Ein Krankenversicherungssystem, das die notwendigen Kosten der medizinischen Behandlung des Klägers übernimmt, existiert im Kosovo noch nicht (vgl. Schweizerische Flüchtlingshilfe, Die medizinische Versorgungslage im Kosovo, 24.05.2004, S. 17). Der Kläger wäre somit im Kosovo völlig auf sich alleine gestellt. Ob der Kläger im Kosovo Sozialhilfe erhalten könnte, erscheint zweifelhaft, da Sozialhilfe nur bewilligt wird, wenn u. a. mindestens ein Kind im Haushalt jünger als fünf Jahre ist (vgl. Schweizerische Flüchtlingshilfe, aaO). Selbst wenn der Kläger im Kosovo aber Sozialhilfe erhielte, wäre er bzw. seine Familie nicht in der Lage, seine medizinische Versorgung zu gewährleisten. Die Sozialhilfeleistungen im Kosovo bewegen sich auf sehr niedrigem Niveau; sie betragen für Einzelpersonen 35,-- EUR monatlich und für Familien (abhängig von der Zahl der Personen) bis zu 75,-- EUR monatlich und reichen damit als alleinige Einkommensquelle unter Berücksichtigung der lokalen Lebenshaltungskosten kaum zum Leben aus (vgl. Auswärtiges Amt, Bericht über die asyl- und abschiebungsrelevante Lage in Serbien und Montenegro - Kosovo - vom 22.11.2005).

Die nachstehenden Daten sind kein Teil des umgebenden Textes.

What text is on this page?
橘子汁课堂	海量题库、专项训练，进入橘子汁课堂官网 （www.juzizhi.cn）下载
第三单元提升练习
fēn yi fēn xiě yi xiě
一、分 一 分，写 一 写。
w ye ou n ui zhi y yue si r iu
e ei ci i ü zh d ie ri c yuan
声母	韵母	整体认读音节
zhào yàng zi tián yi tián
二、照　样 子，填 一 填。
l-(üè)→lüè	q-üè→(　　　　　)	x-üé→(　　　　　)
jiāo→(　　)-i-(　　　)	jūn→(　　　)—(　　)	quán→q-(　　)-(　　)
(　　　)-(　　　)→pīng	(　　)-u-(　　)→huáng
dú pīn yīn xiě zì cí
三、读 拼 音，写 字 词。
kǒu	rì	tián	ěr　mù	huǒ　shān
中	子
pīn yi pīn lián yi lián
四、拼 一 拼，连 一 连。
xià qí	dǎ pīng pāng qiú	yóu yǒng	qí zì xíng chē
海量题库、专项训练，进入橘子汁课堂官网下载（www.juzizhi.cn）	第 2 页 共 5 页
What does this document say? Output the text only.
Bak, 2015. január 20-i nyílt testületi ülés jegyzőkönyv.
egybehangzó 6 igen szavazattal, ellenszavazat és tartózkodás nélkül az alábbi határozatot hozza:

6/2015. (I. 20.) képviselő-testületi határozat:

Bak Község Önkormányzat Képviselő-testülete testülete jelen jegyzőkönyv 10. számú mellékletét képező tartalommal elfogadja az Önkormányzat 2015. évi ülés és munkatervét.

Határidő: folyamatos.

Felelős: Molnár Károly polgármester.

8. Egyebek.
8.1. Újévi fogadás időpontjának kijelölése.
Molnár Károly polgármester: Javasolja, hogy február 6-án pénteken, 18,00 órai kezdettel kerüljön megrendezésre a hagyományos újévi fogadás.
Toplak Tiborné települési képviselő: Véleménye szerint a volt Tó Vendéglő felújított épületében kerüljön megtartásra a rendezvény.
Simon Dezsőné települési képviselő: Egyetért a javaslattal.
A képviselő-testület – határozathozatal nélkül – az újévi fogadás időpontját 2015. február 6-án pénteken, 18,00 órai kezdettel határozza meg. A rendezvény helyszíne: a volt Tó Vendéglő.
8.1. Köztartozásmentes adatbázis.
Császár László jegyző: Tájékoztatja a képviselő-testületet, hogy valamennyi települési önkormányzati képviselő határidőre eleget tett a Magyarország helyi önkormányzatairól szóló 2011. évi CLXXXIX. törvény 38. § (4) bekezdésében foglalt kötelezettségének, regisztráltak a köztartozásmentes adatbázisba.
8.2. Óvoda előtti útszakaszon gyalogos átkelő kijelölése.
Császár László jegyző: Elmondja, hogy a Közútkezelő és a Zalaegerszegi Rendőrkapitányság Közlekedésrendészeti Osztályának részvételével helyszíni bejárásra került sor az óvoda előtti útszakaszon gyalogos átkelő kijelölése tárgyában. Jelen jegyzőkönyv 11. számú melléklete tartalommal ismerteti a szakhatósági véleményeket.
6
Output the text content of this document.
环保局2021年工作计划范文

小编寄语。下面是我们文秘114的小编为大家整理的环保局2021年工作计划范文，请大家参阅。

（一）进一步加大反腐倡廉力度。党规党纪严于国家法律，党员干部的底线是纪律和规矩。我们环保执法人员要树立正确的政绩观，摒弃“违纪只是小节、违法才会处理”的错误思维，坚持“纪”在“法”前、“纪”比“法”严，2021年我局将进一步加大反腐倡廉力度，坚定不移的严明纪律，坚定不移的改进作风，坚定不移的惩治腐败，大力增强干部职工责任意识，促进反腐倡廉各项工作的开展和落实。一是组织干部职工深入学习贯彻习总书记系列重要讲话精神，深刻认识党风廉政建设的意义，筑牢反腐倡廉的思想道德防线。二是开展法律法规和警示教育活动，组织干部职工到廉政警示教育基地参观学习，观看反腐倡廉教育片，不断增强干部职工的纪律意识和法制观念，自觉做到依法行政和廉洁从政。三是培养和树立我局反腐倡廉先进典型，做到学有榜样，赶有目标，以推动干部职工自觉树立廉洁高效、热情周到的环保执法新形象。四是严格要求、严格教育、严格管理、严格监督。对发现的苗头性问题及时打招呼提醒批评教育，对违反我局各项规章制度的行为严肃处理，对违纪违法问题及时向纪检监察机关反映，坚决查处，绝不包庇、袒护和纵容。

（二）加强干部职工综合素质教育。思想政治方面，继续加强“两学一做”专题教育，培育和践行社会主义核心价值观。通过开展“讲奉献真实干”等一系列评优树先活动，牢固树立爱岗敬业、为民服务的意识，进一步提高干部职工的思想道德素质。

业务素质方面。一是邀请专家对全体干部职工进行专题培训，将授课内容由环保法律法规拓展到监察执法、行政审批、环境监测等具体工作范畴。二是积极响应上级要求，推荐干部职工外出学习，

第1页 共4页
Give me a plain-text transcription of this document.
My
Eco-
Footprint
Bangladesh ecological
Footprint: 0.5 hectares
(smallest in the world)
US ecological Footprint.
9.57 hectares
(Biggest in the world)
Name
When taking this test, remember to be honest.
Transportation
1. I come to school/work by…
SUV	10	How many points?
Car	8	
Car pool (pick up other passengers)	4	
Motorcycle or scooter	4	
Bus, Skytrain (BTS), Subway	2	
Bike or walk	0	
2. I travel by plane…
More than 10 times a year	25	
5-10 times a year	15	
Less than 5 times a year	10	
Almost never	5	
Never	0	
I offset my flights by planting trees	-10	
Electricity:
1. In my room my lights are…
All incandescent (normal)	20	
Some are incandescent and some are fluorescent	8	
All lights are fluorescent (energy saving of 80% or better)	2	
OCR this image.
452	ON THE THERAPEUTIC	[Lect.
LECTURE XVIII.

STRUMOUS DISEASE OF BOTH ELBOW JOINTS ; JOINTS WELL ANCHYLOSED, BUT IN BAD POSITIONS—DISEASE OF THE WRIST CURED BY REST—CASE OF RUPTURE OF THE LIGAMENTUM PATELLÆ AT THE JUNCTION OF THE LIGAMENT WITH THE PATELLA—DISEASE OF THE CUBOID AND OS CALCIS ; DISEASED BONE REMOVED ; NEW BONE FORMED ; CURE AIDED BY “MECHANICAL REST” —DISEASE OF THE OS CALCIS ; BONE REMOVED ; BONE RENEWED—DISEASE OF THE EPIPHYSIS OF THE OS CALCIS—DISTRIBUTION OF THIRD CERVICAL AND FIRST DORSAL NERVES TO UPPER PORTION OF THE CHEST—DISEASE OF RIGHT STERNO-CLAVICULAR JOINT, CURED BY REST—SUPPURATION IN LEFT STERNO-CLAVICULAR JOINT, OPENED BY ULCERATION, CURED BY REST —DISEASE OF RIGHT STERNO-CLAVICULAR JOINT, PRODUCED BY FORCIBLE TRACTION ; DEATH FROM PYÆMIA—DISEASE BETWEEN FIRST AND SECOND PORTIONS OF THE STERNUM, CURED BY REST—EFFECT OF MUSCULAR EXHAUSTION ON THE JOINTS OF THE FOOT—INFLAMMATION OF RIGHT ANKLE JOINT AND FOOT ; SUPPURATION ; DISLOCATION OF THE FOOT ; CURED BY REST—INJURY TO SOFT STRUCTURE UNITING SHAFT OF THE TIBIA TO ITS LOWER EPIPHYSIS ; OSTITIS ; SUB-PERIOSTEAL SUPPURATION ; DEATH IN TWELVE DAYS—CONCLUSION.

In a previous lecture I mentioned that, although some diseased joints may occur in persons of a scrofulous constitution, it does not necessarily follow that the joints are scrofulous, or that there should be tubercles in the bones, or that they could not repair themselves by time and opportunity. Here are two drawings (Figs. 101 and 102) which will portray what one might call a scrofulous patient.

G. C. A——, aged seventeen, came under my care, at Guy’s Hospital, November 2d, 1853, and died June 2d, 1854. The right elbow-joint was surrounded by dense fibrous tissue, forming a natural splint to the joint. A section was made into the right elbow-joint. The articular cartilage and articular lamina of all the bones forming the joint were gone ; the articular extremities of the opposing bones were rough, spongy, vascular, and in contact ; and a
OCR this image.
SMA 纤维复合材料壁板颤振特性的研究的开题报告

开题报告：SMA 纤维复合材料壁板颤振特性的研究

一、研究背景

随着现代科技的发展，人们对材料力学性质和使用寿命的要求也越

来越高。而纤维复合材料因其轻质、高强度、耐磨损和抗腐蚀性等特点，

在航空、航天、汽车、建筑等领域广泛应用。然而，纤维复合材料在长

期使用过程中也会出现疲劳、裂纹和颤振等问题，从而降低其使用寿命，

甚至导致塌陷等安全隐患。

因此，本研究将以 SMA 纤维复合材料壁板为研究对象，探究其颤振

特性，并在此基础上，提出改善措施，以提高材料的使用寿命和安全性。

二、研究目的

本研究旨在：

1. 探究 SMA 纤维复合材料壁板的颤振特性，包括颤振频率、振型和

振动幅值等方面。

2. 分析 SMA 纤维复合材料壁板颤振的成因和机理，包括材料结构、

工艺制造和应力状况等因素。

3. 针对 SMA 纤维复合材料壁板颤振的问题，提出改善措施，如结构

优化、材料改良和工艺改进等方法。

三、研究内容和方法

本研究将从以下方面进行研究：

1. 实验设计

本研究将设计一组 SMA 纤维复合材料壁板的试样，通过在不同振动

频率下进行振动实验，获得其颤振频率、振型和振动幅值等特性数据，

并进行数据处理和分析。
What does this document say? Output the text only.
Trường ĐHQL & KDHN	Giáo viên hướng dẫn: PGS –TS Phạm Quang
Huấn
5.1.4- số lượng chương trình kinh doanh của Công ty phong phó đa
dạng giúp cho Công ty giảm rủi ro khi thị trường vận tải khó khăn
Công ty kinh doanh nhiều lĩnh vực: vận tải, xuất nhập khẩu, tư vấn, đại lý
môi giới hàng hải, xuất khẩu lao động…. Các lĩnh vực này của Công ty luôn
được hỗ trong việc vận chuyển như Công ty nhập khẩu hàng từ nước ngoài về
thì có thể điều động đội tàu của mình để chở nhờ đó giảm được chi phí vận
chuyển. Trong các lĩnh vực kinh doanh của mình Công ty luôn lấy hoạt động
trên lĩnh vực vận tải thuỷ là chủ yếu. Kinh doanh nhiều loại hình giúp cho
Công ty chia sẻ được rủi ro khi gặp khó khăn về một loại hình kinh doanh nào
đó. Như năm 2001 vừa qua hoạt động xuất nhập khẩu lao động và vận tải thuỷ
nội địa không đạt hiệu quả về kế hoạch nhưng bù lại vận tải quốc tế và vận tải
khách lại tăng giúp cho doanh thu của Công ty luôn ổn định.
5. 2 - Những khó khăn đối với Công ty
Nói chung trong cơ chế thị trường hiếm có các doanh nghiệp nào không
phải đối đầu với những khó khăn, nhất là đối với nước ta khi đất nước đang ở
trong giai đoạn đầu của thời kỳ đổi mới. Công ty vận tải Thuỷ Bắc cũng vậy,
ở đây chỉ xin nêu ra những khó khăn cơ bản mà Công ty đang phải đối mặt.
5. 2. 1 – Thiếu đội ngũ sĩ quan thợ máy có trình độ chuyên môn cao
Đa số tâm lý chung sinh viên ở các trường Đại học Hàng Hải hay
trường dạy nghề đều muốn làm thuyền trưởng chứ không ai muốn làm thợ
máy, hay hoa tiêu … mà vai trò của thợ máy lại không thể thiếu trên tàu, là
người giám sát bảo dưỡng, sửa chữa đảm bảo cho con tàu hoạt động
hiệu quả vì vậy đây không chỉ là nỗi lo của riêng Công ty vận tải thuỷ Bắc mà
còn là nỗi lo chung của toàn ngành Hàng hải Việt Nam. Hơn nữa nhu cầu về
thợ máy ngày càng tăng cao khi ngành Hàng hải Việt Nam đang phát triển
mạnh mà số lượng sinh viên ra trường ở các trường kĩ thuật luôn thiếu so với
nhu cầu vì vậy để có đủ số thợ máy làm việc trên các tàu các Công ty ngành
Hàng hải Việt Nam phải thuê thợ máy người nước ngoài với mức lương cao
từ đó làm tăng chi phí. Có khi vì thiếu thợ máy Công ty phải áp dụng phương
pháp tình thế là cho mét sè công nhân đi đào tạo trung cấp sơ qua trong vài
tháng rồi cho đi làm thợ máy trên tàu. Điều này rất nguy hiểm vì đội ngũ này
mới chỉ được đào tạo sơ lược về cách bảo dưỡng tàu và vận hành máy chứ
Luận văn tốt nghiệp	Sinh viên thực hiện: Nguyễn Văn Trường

Da der Kläger für die Kosten der von ihm benötigten Medikamente unstreitig selbst aufkommen muss, wäre somit selbst bei Sozialhilfebezug die erforderliche Arzneimittelversorgung im Kosovo nicht sichergestellt, so dass ihm bei einer Rückkehr in den Kosovo eine konkrete erhebliche Gefahr für Leib und Leben drohen würde.

Dem Kläger droht wegen seiner Krankheit auch landesweit eine Gefahr im Sinne von § 60 Abs. 7 S. 1 AufenthG. Er kann nicht darauf verwiesen werden, sich im übrigen Serbien und Montenegro (ohne Kosovo) behandeln zu lassen.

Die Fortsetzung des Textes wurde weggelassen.